What is clicker training and why is it different?
‘Normal’ or ‘conventional’ training takes many different approaches but includes:
- “do it because I say so” – getting the dog to work out of fear
- “handling the dog into position (like pushing their bottom to the ground to make them sit)
- “using treats to get what you want – by showing the dog the treat to get them to comply or follow the food
Yes these can all work… Despite having a different approach behind them – fear, handling, reward –they share common ground. This is that this training happens to the dog – the dog isn’t part of the ‘training conversation’ where the dog can chose what to offer and learn what is ‘right’.
How is clicker training different?
It acts like a conversation between you both since the dog sees it as a game where they try to earn rewards from you by working out what you want – therefore the dog plays an active role in the training session rather than being ‘lured’ with food or manhandled into position. This is about real learning.
The dog has to use his brain to think about what he is being rewarded for – he tries out various behaviours from his repertoire and then when the one we want him to repeat gets offered, we click and then reward him. The reward acts as a reinforcer to encourage the behaviour to happen again.
Dogs learn by working out what is rewarding – even if we inadvertently reward the wrong things. So, touching your dog when he jumps up at you is rewarding him for jumping and actually reinforces the behaviour. Or, you could reward him for doing something other than jumping up – doesn’t have to be sitting, it could just be keeping all 4 paws on the floor. The clicker allows you to pinpoint the exact moment that the dog gets it right.

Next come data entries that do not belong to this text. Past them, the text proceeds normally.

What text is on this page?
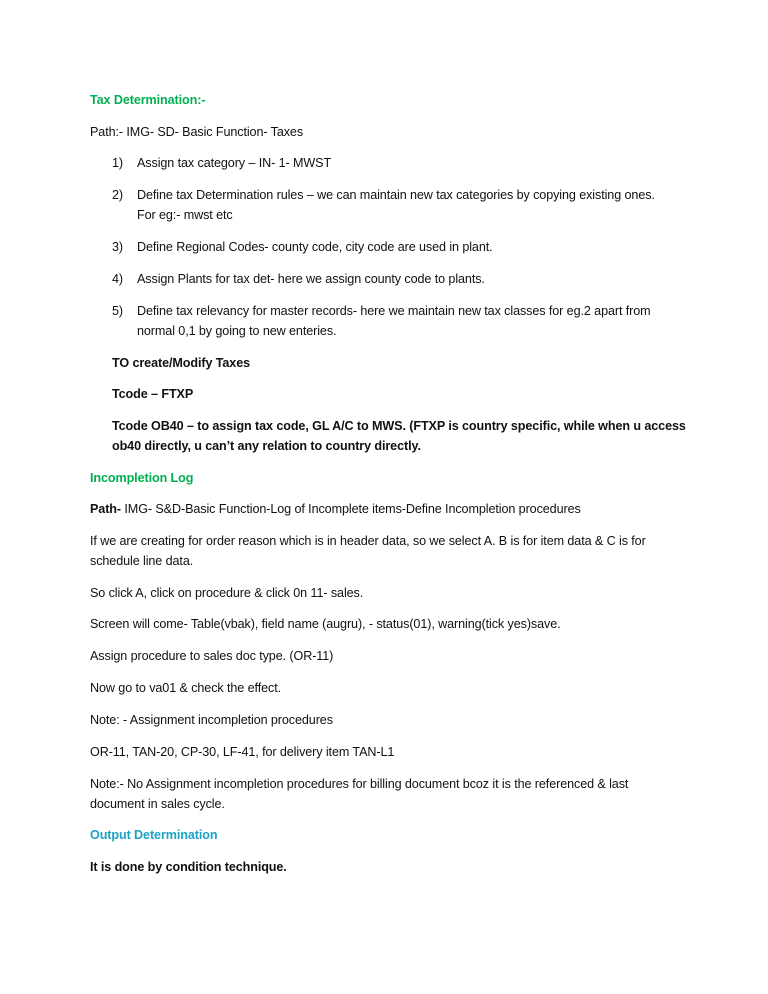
Tax Determination:-
Path:- IMG- SD- Basic Function- Taxes
1) Assign tax category – IN- 1- MWST
2) Define tax Determination rules – we can maintain new tax categories by copying existing ones.
For eg:- mwst etc
3) Define Regional Codes- county code, city code are used in plant.
4) Assign Plants for tax det- here we assign county code to plants.
5) Define tax relevancy for master records- here we maintain new tax classes for eg.2 apart from
normal 0,1 by going to new enteries.
TO create/Modify Taxes
Tcode – FTXP
Tcode OB40 – to assign tax code, GL A/C to MWS. (FTXP is country specific, while when u access
ob40 directly, u can’t any relation to country directly.
Incompletion Log
Path- IMG- S&D-Basic Function-Log of Incomplete items-Define Incompletion procedures
If we are creating for order reason which is in header data, so we select A. B is for item data & C is for
schedule line data.
So click A, click on procedure & click 0n 11- sales.
Screen will come- Table(vbak), field name (augru), - status(01), warning(tick yes)save.
Assign procedure to sales doc type. (OR-11)
Now go to va01 & check the effect.
Note: - Assignment incompletion procedures
OR-11, TAN-20, CP-30, LF-41, for delivery item TAN-L1
Note:- No Assignment incompletion procedures for billing document bcoz it is the referenced & last
document in sales cycle.
Output Determination
It is done by condition technique.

This makes it far quicker for the dog to work out what you want.
Sure you could just say “good dog” when he doesn’t jump up, but the pitch of how it is said will vary in different members of your family, which makes it harder for the dog to figure out. You could just give him a treat for not jumping, but lots of dogs will jump up to get the treat and thus this actually rewards jumping….
Will I need to click everything forever?
No – this is a common misunderstanding about clicker training. You only use the clicker to teach your dog a particular behaviour. Once he demonstrates that he understands what you want – by repeating the same behaviour over and over again, you give it a name (such as “sit” and a hand signal). Then you can stop using the clicker and the treats for that particular behaviour.
You use the clicker to teach new things, or to improve and fine-tune behaviours your dog already knows.
I’ve tried it before and it doesn’t work..
We have had a number of people make this comment to us. Think about when you learn to drive a car—if someone told you to turn the steering wheel & press the pedals it wouldn’t mean you could drive!
The key to success lays in understanding how to use the clicker, when to click, when to add the verbal cue and hand signals —and when you fade the use of the clicker.
What can I teach with the clicker?
Absolutely anything the dog is physically and mentally capable of…
Once you have grasped how to use the power of the clicker—you can teach your dog anything—whether to improve his recall, leaving squashed chips or starfish, closing the door, being less reactive to other dogs or bringing you his lead… the world is your oyster!
But I have worked with dogs before – do I need to clicker train?
We have worked with many handlers who are already experienced in conventional dog training… In fact, we were until we started clicker training! We will give you support as you learn the new method – and help you get into new habits of teaching.
It takes time to get to grips with the methodology behind clicker training, but once you understand the method, you can teach anything the dog is capable of. Trust us – once you start there is no going back!